Another important step, absent federal action, is for states to cover all children regardless of citizenship status (including undocumented children), using state-only funds. Seven states (CA, IL, MA, NY, OR, WA, and as of 2022, VT) and DC have opted to cover all children regardless of citizenship status.
This month’s issue of Health Affairs also includes an article on state experience covering all kids regardless of citizenship status, “California’s Health4All Kids Expansion and Health Insurance Coverage Among Low-Income Noncitizen Children,” by Brandy J. Lipton, Jefferson Nguyen, and Melody K. Schiaffino. The authors looked at coverage rates in California before and after the 2016 expansion to cover all kids and compared these trends to 11 other states.
The authors found that the California expansion translated to a 34% decline in the uninsurance rate among noncitizen children (from about 26% uninsured to about 17% uninsured). The coverage expansion to all children regardless of citizenship status made an even bigger dent in coverage disparities between citizen and noncitizen children – reducing coverage disparities by roughly 56%. When looking at California and the 11 control states, the authors found that in states that did not provide comprehensive public coverage to all kids, the gap between citizens and noncitizens was about 23 percentage points compared to a gap of about 6 percentage points in those states that cover all kids.

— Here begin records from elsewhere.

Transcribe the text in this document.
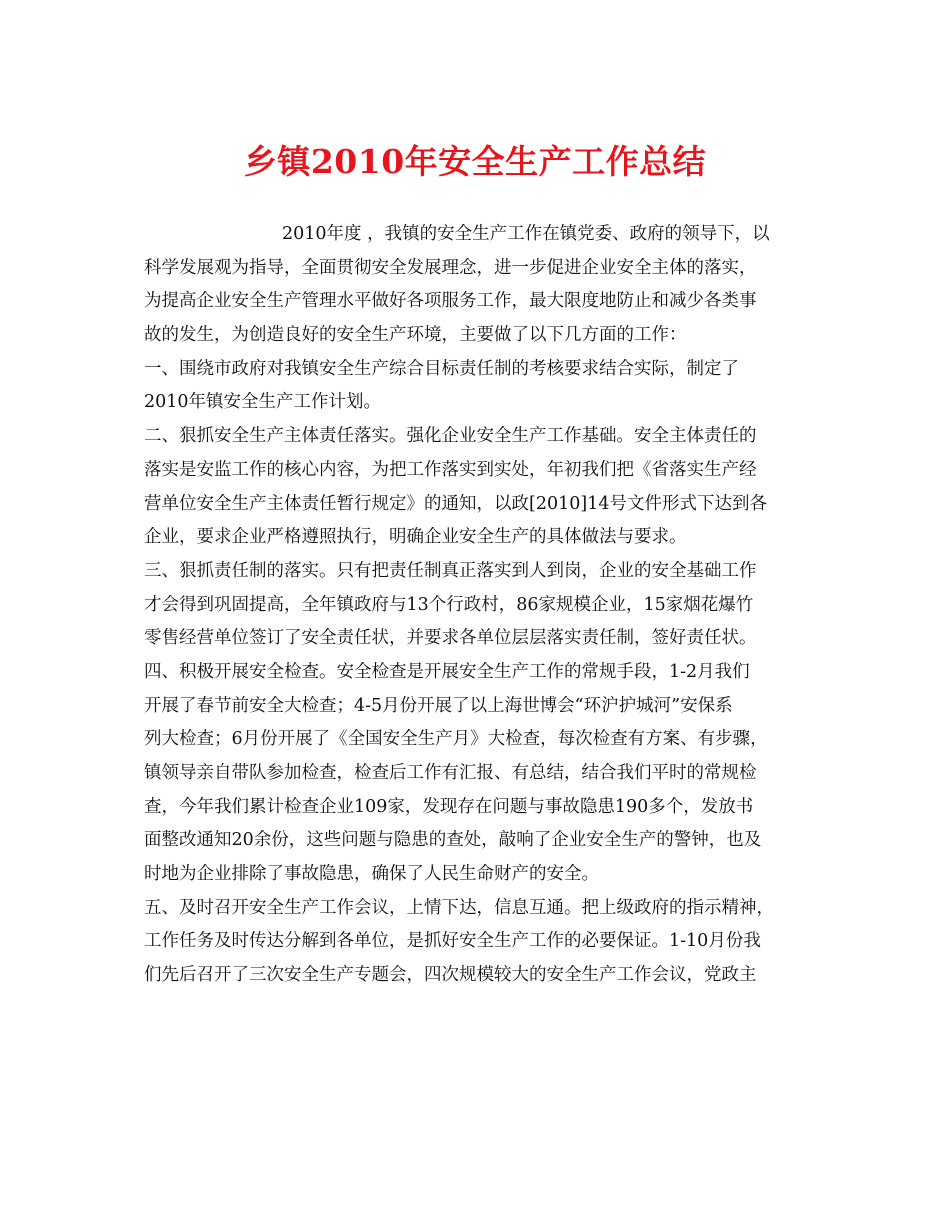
乡镇2010年安全生产工作总结
2010年度 ，我镇的安全生产工作在镇党委、政府的领导下，以
科学发展观为指导，全面贯彻安全发展理念，进一步促进企业安全主体的落实，
为提高企业安全生产管理水平做好各项服务工作，最大限度地防止和减少各类事
故的发生，为创造良好的安全生产环境，主要做了以下几方面的工作：
一、围绕市政府对我镇安全生产综合目标责任制的考核要求结合实际，制定了
2010年镇安全生产工作计划。
二、狠抓安全生产主体责任落实。强化企业安全生产工作基础。安全主体责任的
落实是安监工作的核心内容，为把工作落实到实处，年初我们把《省落实生产经
营单位安全生产主体责任暂行规定》的通知，以政[2010]14号文件形式下达到各
企业，要求企业严格遵照执行，明确企业安全生产的具体做法与要求。
三、狠抓责任制的落实。只有把责任制真正落实到人到岗，企业的安全基础工作
才会得到巩固提高，全年镇政府与13个行政村，86家规模企业，15家烟花爆竹
零售经营单位签订了安全责任状，并要求各单位层层落实责任制，签好责任状。
四、积极开展安全检查。安全检查是开展安全生产工作的常规手段，1-2月我们
开展了春节前安全大检查；4-5月份开展了以上海世博会“环沪护城河”安保系
列大检查；6月份开展了《全国安全生产月》大检查，每次检查有方案、有步骤，
镇领导亲自带队参加检查，检查后工作有汇报、有总结，结合我们平时的常规检
查，今年我们累计检查企业109家，发现存在问题与事故隐患190多个，发放书
面整改通知20余份，这些问题与隐患的查处，敲响了企业安全生产的警钟，也及
时地为企业排除了事故隐患，确保了人民生命财产的安全。
五、及时召开安全生产工作会议，上情下达，信息互通。把上级政府的指示精神，
工作任务及时传达分解到各单位，是抓好安全生产工作的必要保证。1-10月份我
们先后召开了三次安全生产专题会，四次规模较大的安全生产工作会议，党政主
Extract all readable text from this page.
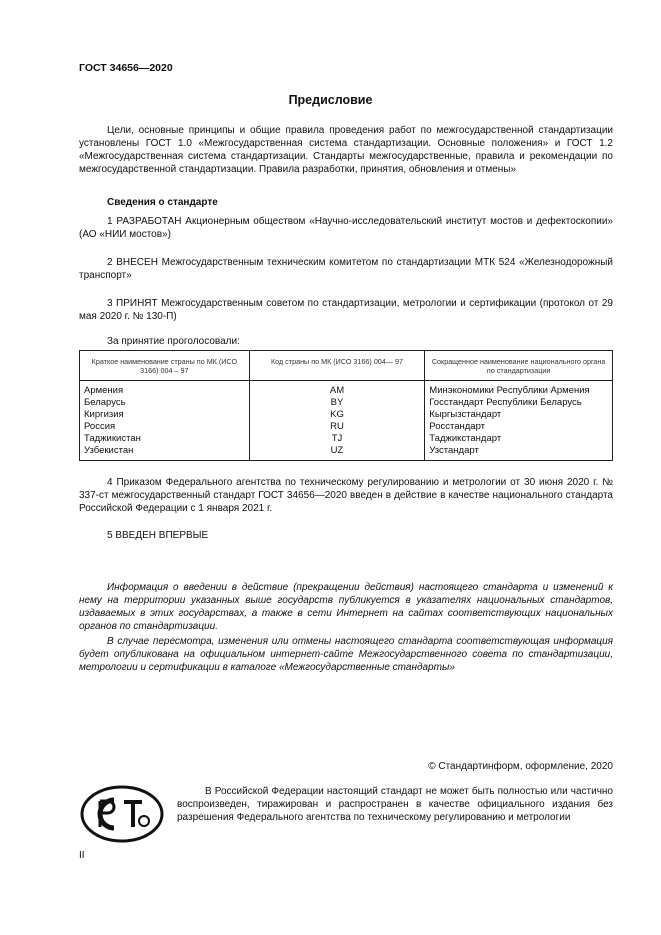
ГОСТ 34656—2020
Предисловие
Цели, основные принципы и общие правила проведения работ по межгосударственной стандартизации установлены ГОСТ 1.0 «Межгосударственная система стандартизации. Основные положения» и ГОСТ 1.2 «Межгосударственная система стандартизации. Стандарты межгосударственные, правила и рекомендации по межгосударственной стандартизации. Правила разработки, принятия, обновления и отмены»
Сведения о стандарте
1 РАЗРАБОТАН Акционерным обществом «Научно-исследовательский институт мостов и дефектоскопии» (АО «НИИ мостов»)
2 ВНЕСЕН Межгосударственным техническим комитетом по стандартизации МТК 524 «Железнодорожный транспорт»
3 ПРИНЯТ Межгосударственным советом по стандартизации, метрологии и сертификации (протокол от 29 мая 2020 г. № 130-П)
За принятие проголосовали:
Краткое наименование страны по МК (ИСО 3166) 004 – 97	Код страны по МК (ИСО 3166) 004— 97	Сокращенное наименование национального органа по стандартизации
Армения	AM	Минэкономики Республики Армения
Беларусь	BY	Госстандарт Республики Беларусь
Киргизия	KG	Кыргызстандарт
Россия	RU	Росстандарт
Таджикистан	TJ	Таджикстандарт
Узбекистан	UZ	Узстандарт
4 Приказом Федерального агентства по техническому регулированию и метрологии от 30 июня 2020 г. № 337-ст межгосударственный стандарт ГОСТ 34656—2020 введен в действие в качестве национального стандарта Российской Федерации с 1 января 2021 г.
5 ВВЕДЕН ВПЕРВЫЕ
Информация о введении в действие (прекращении действия) настоящего стандарта и изменений к нему на территории указанных выше государств публикуется в указателях национальных стандартов, издаваемых в этих государствах, а также в сети Интернет на сайтах соответствующих национальных органов по стандартизации.
В случае пересмотра, изменения или отмены настоящего стандарта соответствующая информация будет опубликована на официальном интернет-сайте Межгосударственного совета по стандартизации, метрологии и сертификации в каталоге «Межгосударственные стандарты»
© Стандартинформ, оформление, 2020
В Российской Федерации настоящий стандарт не может быть полностью или частично воспроизведен, тиражирован и распространен в качестве официального издания без разрешения Федерального агентства по техническому регулированию и метрологии
II
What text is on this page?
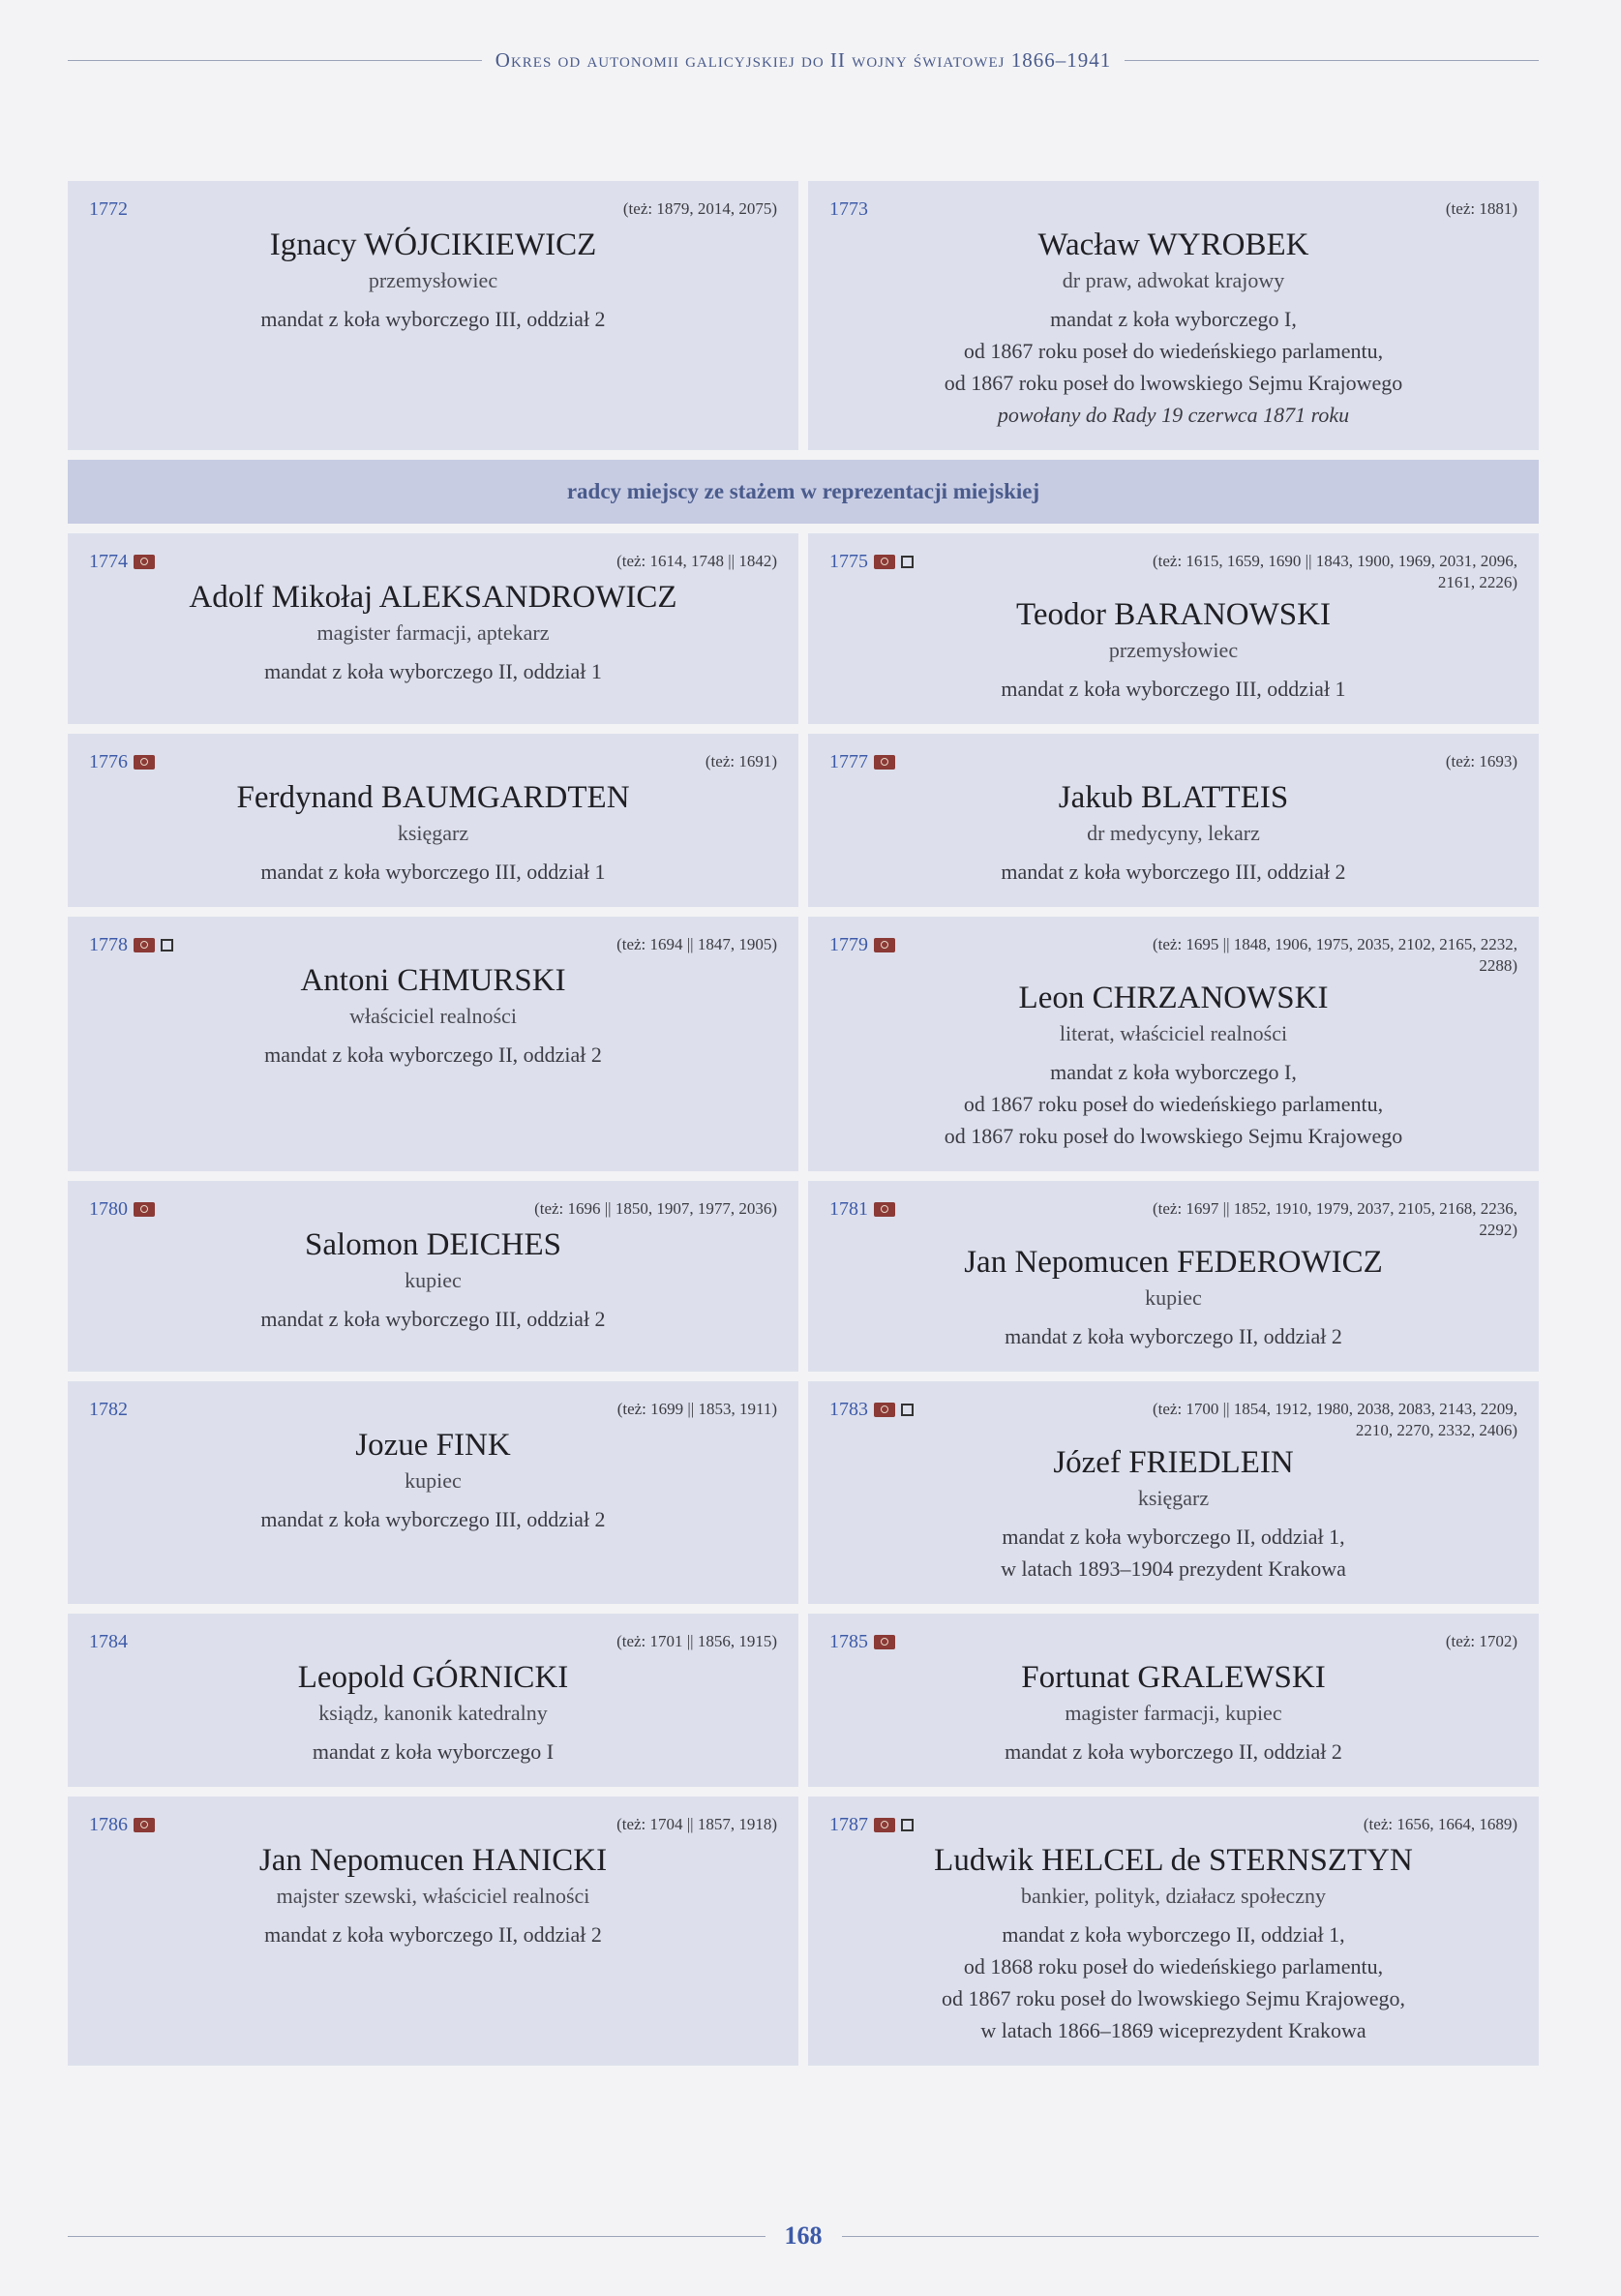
Okres od autonomii galicyjskiej do II wojny światowej 1866–1941
1772	(też: 1879, 2014, 2075)
Ignacy WÓJCIKIEWICZ
przemysłowiec
mandat z koła wyborczego III, oddział 2
1773	(też: 1881)
Wacław WYROBEK
dr praw, adwokat krajowy
mandat z koła wyborczego I,
od 1867 roku poseł do wiedeńskiego parlamentu,
od 1867 roku poseł do lwowskiego Sejmu Krajowego
powołany do Rady 19 czerwca 1871 roku
radcy miejscy ze stażem w reprezentacji miejskiej
1774	(też: 1614, 1748 || 1842)
Adolf Mikołaj ALEKSANDROWICZ
magister farmacji, aptekarz
mandat z koła wyborczego II, oddział 1
1775	(też: 1615, 1659, 1690 || 1843, 1900, 1969, 2031, 2096, 2161, 2226)
Teodor BARANOWSKI
przemysłowiec
mandat z koła wyborczego III, oddział 1
1776	(też: 1691)
Ferdynand BAUMGARDTEN
księgarz
mandat z koła wyborczego III, oddział 1
1777	(też: 1693)
Jakub BLATTEIS
dr medycyny, lekarz
mandat z koła wyborczego III, oddział 2
1778	(też: 1694 || 1847, 1905)
Antoni CHMURSKI
właściciel realności
mandat z koła wyborczego II, oddział 2
1779	(też: 1695 || 1848, 1906, 1975, 2035, 2102, 2165, 2232, 2288)
Leon CHRZANOWSKI
literat, właściciel realności
mandat z koła wyborczego I,
od 1867 roku poseł do wiedeńskiego parlamentu,
od 1867 roku poseł do lwowskiego Sejmu Krajowego
1780	(też: 1696 || 1850, 1907, 1977, 2036)
Salomon DEICHES
kupiec
mandat z koła wyborczego III, oddział 2
1781	(też: 1697 || 1852, 1910, 1979, 2037, 2105, 2168, 2236, 2292)
Jan Nepomucen FEDEROWICZ
kupiec
mandat z koła wyborczego II, oddział 2
1782	(też: 1699 || 1853, 1911)
Jozue FINK
kupiec
mandat z koła wyborczego III, oddział 2
1783	(też: 1700 || 1854, 1912, 1980, 2038, 2083, 2143, 2209, 2210, 2270, 2332, 2406)
Józef FRIEDLEIN
księgarz
mandat z koła wyborczego II, oddział 1,
w latach 1893–1904 prezydent Krakowa
1784	(też: 1701 || 1856, 1915)
Leopold GÓRNICKI
ksiądz, kanonik katedralny
mandat z koła wyborczego I
1785	(też: 1702)
Fortunat GRALEWSKI
magister farmacji, kupiec
mandat z koła wyborczego II, oddział 2
1786	(też: 1704 || 1857, 1918)
Jan Nepomucen HANICKI
majster szewski, właściciel realności
mandat z koła wyborczego II, oddział 2
1787	(też: 1656, 1664, 1689)
Ludwik HELCEL de STERNSZTYN
bankier, polityk, działacz społeczny
mandat z koła wyborczego II, oddział 1,
od 1868 roku poseł do wiedeńskiego parlamentu,
od 1867 roku poseł do lwowskiego Sejmu Krajowego,
w latach 1866–1869 wiceprezydent Krakowa
168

State policymakers that are interested in covering all children regardless of citizenship status can also turn to MPI for help estimating the total size of the uninsured, low-income child population. After determining the approximate size of the eligible population, it is important to account for a gradual ramp-up in enrollment, which can be quite slow without automated enrollment processes and robust outreach campaigns. Another factor to consider is that immigrant children are often healthier than citizen children, so states may need to discount the typical per child costs accordingly.
So far in 2021, Vermont is the only new state to pass legislation to cover all children regardless of status, but as my colleague Kyrstin Racine has noted, proposals to cover all kids are gaining momentum. Federal policymakers should take note and do their part to help narrow coverage disparities by making all children regardless of citizenship status eligible for Medicaid/CHIP.